I know that maps like %{k: v, ...} are just elixir syntactic sugar on top of [{k, v} ...], but what about structs?
for example, I have this production, where I recognize a string as a domain, and the value I want to associate to a domain is a Ecto.Query.FromExpr. I only know how to return a string, while I wish to have %Ecto.Query.FromExpr{source: {$1, nil}}.
domain -> word : list_to_binary(extract_value('$1')).
extract_value({_Token, _Line, Value}) -> Value.
Maps are not syntactic sugar over lists, they are just plain maps, in Erlang #{}.
Structs are just maps with the :__struct__ key set to a module. From elixir side they are constructed to always have all specified keys set to their defaults.

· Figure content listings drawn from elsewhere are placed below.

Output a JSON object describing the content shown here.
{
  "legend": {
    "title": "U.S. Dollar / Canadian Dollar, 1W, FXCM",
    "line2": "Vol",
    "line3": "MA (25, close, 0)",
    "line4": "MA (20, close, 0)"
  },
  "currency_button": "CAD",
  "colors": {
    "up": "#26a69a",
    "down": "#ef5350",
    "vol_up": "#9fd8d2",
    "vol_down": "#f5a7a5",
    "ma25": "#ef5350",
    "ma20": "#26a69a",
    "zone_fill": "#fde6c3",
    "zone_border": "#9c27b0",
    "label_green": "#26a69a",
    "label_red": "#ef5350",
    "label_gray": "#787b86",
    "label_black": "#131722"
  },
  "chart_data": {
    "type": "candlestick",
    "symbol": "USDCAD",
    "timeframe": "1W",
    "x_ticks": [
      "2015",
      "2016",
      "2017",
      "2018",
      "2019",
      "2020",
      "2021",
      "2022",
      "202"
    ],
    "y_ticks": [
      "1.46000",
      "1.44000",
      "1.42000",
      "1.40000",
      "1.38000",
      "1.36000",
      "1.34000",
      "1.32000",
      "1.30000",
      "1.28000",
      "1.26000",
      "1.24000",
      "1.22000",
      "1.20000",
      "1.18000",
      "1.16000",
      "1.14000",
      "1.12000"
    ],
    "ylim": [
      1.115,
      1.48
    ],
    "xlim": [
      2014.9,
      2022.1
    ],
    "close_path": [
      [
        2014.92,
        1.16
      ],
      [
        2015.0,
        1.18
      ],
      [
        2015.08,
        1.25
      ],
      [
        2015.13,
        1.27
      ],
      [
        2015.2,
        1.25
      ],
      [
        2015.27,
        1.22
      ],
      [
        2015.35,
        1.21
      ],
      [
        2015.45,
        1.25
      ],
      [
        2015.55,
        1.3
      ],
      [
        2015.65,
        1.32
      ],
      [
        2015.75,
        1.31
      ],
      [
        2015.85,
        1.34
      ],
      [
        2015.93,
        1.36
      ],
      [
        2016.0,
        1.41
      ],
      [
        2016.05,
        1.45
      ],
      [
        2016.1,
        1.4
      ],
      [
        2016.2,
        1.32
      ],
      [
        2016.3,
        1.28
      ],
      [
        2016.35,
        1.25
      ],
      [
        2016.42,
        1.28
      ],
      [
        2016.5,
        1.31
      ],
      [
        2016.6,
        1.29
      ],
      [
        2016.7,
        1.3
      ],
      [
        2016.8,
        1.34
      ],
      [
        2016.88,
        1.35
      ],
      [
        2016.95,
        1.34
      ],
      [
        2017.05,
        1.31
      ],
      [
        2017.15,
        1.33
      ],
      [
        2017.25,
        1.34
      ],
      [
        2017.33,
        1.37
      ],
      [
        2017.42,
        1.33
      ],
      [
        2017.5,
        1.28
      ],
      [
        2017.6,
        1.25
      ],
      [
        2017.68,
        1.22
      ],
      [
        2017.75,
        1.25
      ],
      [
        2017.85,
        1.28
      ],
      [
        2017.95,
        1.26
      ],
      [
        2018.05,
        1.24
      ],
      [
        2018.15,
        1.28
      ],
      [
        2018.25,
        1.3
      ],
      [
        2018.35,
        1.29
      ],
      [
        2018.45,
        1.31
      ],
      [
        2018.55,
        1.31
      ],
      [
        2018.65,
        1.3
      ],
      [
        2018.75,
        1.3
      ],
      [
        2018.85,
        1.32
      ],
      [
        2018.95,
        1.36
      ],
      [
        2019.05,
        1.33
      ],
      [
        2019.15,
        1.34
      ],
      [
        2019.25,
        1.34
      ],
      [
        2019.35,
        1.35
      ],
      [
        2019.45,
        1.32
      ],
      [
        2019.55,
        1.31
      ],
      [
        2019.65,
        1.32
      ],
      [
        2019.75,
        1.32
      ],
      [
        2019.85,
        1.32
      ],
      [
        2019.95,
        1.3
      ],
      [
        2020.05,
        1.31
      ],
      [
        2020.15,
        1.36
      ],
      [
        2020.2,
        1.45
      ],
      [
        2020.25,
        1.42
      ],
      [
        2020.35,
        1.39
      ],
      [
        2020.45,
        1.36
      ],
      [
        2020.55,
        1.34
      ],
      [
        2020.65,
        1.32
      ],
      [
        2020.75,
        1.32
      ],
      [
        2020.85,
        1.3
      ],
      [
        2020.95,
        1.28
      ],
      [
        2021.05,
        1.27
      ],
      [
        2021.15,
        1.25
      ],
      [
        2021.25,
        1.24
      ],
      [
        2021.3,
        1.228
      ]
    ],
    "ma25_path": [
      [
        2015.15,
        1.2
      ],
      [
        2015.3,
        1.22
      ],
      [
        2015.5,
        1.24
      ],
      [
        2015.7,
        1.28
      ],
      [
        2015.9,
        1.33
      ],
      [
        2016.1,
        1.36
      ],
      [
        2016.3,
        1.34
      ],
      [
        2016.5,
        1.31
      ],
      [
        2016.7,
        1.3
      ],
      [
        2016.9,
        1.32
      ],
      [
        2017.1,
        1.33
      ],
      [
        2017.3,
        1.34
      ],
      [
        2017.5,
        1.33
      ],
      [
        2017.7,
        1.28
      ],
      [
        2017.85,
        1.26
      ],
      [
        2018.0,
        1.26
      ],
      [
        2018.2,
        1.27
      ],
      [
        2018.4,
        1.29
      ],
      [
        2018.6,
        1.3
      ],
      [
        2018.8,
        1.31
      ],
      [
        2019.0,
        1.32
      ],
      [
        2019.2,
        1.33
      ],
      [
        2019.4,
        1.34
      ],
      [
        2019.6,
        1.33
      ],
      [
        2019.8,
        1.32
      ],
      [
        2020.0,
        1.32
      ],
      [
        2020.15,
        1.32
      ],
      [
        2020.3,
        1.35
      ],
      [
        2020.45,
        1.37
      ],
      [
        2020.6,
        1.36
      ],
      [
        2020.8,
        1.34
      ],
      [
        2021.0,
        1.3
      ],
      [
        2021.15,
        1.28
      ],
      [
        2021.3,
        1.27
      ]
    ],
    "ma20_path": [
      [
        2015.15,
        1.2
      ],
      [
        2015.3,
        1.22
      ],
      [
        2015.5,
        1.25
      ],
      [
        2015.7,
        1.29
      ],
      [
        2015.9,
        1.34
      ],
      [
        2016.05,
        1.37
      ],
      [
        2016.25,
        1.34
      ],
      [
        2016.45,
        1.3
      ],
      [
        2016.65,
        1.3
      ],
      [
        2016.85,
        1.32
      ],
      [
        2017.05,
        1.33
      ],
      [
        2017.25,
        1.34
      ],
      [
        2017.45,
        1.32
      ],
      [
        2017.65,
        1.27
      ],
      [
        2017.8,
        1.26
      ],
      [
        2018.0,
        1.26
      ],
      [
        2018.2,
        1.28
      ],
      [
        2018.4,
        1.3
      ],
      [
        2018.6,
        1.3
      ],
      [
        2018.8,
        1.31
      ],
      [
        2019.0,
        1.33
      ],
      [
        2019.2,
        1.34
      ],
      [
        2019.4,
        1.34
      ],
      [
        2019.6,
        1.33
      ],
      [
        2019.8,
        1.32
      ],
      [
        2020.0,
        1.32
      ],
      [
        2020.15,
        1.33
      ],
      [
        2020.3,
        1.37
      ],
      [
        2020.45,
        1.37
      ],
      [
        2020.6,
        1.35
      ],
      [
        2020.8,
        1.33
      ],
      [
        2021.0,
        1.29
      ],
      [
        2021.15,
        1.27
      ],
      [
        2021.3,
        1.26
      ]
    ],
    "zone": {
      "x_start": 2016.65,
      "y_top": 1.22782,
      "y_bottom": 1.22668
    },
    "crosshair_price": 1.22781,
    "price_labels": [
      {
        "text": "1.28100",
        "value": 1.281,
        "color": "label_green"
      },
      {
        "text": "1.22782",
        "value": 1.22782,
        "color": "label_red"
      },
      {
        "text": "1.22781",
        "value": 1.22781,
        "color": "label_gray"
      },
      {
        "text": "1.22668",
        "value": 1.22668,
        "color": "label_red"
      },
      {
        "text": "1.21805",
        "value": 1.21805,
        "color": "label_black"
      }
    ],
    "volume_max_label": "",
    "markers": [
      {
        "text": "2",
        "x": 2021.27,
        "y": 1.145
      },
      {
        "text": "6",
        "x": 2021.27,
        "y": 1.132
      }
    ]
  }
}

All elixir modules, which includes structs, have an Elixir. prefix. You don’t see this when you are writing literal modules in Elixir, but you’ll need to specify it from Erlang.
I mean that you should file a bug at the ecto repository, asking for a API that can be used to create queries at runtime (function based) rather the current macro-based API which does construction only during compile time.
The API for query creation is exactly what we have today. You are thinking about using the internals but it is not necessary to fiddle with them all. Our query api supports both interpolation and dynamic values. For example, imagine you have to parse “foo:43” and convert it to a query. You can do this:
query = "table" # or Schema
[field, value] = String.split("foo:43", ":")
field = String.to_existing_atom(field)
query = from q in querry, field(q, ^field) == ^value
And so on. Ben mentioned the correct way to solve this in the forum here: How to produce executable code using yecc? - In a nutshell, you shouldn’t build the query inside the parser because the parser goal is to return an AST. Then, in Elixir code, you traverse the AST, building the Ecto query.
For example, for “foo:43”, your parser should return something like:
{:where, :foo, "43"}
Then you can traverse this AST and convert it into an Ecto query.
As a good exercise, I would suggest for you to implement a calculator using yecc. Do not have yecc perform the computations. Instead you should have yecc return an AST (so 1 + 2 returns {:+, 1, 2}) and then you traverse this AST in Elixir computing the final result.